Maybe I like fish because I grew up fishing. Maybe it’s the variety of textures and flavors, maybe it’s the health benefits or maybe it’s just because I love cooking fish in every possible way.
It’s not just freshwater fish, like trout. The incredible variety of fresh and saltwater fish, including shellfish, crustaceans and mollusks, offer endless possibilities. Every culture, from every corner of the globe, uses fish in some way, and the method of preparation always reflects the traditions of their own cuisine.
Here’s a method for preparing any whole fish that is both simple and utterly delicious. I’d like to say I caught these fish myself, but I confess – they are farm-raised pink-fleshed trout.

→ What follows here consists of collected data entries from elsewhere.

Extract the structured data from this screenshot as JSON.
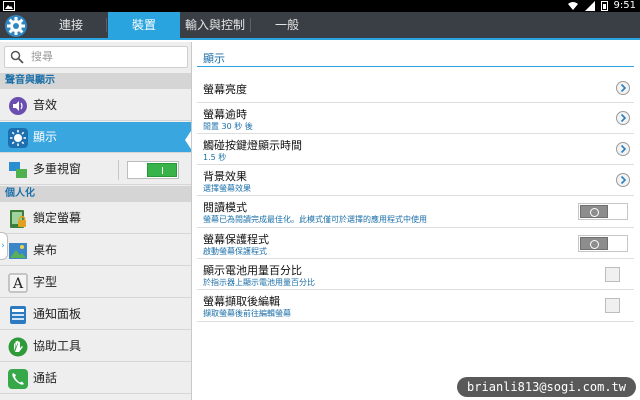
{
  "status_bar": {
    "time": "9:51",
    "icons": [
      "gallery-icon",
      "wifi-icon",
      "signal-icon",
      "battery-icon"
    ]
  },
  "app": {
    "icon": "settings-gear-icon"
  },
  "tabs": [
    {
      "label": "連接",
      "active": false
    },
    {
      "label": "裝置",
      "active": true
    },
    {
      "label": "輸入與控制",
      "active": false
    },
    {
      "label": "一般",
      "active": false
    }
  ],
  "sidebar": {
    "search_placeholder": "搜尋",
    "section_sound_display": "聲音與顯示",
    "section_personal": "個人化",
    "items": [
      {
        "label": "音效",
        "icon": "sound-icon"
      },
      {
        "label": "顯示",
        "icon": "display-icon",
        "selected": true
      },
      {
        "label": "多重視窗",
        "icon": "multi-window-icon",
        "switch_on": true
      },
      {
        "label": "鎖定螢幕",
        "icon": "lock-screen-icon"
      },
      {
        "label": "桌布",
        "icon": "wallpaper-icon"
      },
      {
        "label": "字型",
        "icon": "font-icon"
      },
      {
        "label": "通知面板",
        "icon": "notification-panel-icon"
      },
      {
        "label": "協助工具",
        "icon": "accessibility-icon"
      },
      {
        "label": "通話",
        "icon": "call-icon"
      }
    ]
  },
  "main": {
    "title": "顯示",
    "rows": [
      {
        "title": "螢幕亮度",
        "subtitle": "",
        "control": "chevron"
      },
      {
        "title": "螢幕逾時",
        "subtitle": "閒置 30 秒 後",
        "control": "chevron"
      },
      {
        "title": "觸碰按鍵燈顯示時間",
        "subtitle": "1.5 秒",
        "control": "chevron"
      },
      {
        "title": "背景效果",
        "subtitle": "選擇螢幕效果",
        "control": "chevron"
      },
      {
        "title": "閱讀模式",
        "subtitle": "螢幕已為閱讀完成最佳化。此模式僅可於選擇的應用程式中使用",
        "control": "toggle-off"
      },
      {
        "title": "螢幕保護程式",
        "subtitle": "啟動螢幕保護程式",
        "control": "toggle-off"
      },
      {
        "title": "顯示電池用量百分比",
        "subtitle": "於指示器上顯示電池用量百分比",
        "control": "checkbox"
      },
      {
        "title": "螢幕擷取後編輯",
        "subtitle": "擷取螢幕後前往編輯螢幕",
        "control": "checkbox"
      }
    ]
  },
  "watermark": "brianli813@sogi.com.tw",
  "colors": {
    "accent": "#2aa4de",
    "tabbar": "#3a3f45",
    "section_text": "#1b6fa8",
    "switch_on": "#37b34a"
  }
}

If you don’t like trout, you can use whatever you prefer, as long as it’s fresh.
2 whole fish with head on, about 1 to 1-1/2 lb each; trout, bass, walleye, steelhead, rockfish all work well
- fresh herbs of your choice (we used fresh dill, parsley, chives & lemon balm)
- Lemon-infused olive oil
- Sea salt
- Freshly ground pepper
- 1 lemon
Rinse the fish well and remove innards & scale if necessary. Pat dry with paper towels and rub the interior with sea salt and pepper. Divide the herbs into 2 bundles, reserving a few sprigs for garnish. Stuff the body cavity of each fish with one bundle of herbs. Tie 2 or 3 long chives around the fish to hold the body cavity closed. Brush both sides of each fish with a generous amount of the lemon-infused olive oil and set aside.
Prepare the grill. I prefer cooking on an old-fashioned charcoal grill – any decent grill, large or small will work just fine. We used a few chunks of mesquite wood soaked in water for 45 minutes in addition to the charcoal briquettes to give the fish a wonderful smoky flavor. If you don’t have mesquite, use alder, cherry, apple or other fruit woods – the smoke from hickory or oak tends to be quite intense and can overpower the delicate flavor of the fish.

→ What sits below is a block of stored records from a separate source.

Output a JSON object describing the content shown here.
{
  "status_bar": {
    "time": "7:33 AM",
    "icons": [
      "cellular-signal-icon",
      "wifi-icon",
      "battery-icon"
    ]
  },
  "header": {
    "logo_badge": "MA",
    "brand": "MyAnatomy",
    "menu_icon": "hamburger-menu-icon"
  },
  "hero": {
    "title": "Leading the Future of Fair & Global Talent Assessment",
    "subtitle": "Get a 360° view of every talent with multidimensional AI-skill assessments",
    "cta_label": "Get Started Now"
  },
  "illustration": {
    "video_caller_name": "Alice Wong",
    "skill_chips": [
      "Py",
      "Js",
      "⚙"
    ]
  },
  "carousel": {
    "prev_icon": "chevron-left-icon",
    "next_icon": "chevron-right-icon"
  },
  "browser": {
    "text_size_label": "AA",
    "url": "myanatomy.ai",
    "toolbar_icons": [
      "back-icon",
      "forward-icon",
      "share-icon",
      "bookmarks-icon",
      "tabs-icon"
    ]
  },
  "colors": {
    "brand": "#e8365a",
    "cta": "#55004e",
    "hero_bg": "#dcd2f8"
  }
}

Once the charcoal is covered with an even coat of white ash, it’s ready to go. Spread the coals evenly across bottom of the grill and toss the water-soaked wood chunks on, if using. Oil the grate and allow it to heat up.
Place the fish on the grill and put the cover on. Resist the urge to peek too often – raising the lid will allow much of the heat and the delicious smoke to escape. After 6 – 8 minutes, remove the top and gently roll each fish over onto the opposite side, using a spatula or two if necessary. Cover again and cook for another 4 – 6 minutes. Test for doneness and please, for Pete’s sake, don’t overcook it! Fish cooks very quickly and will continue to cook for a minute or two after it’s been removed from the grill.
Place the fish on a serving plate, chop the remaining herbs and sprinkle over the fish, if desired. Add fresh lemon wedges and an additional sprinkle of sea salt and serve immediately.
If you’ve done your job right, the skin will be crisp & entirely edible and the flesh will be moist & succulent, full of the aroma and flavor of fresh herbs.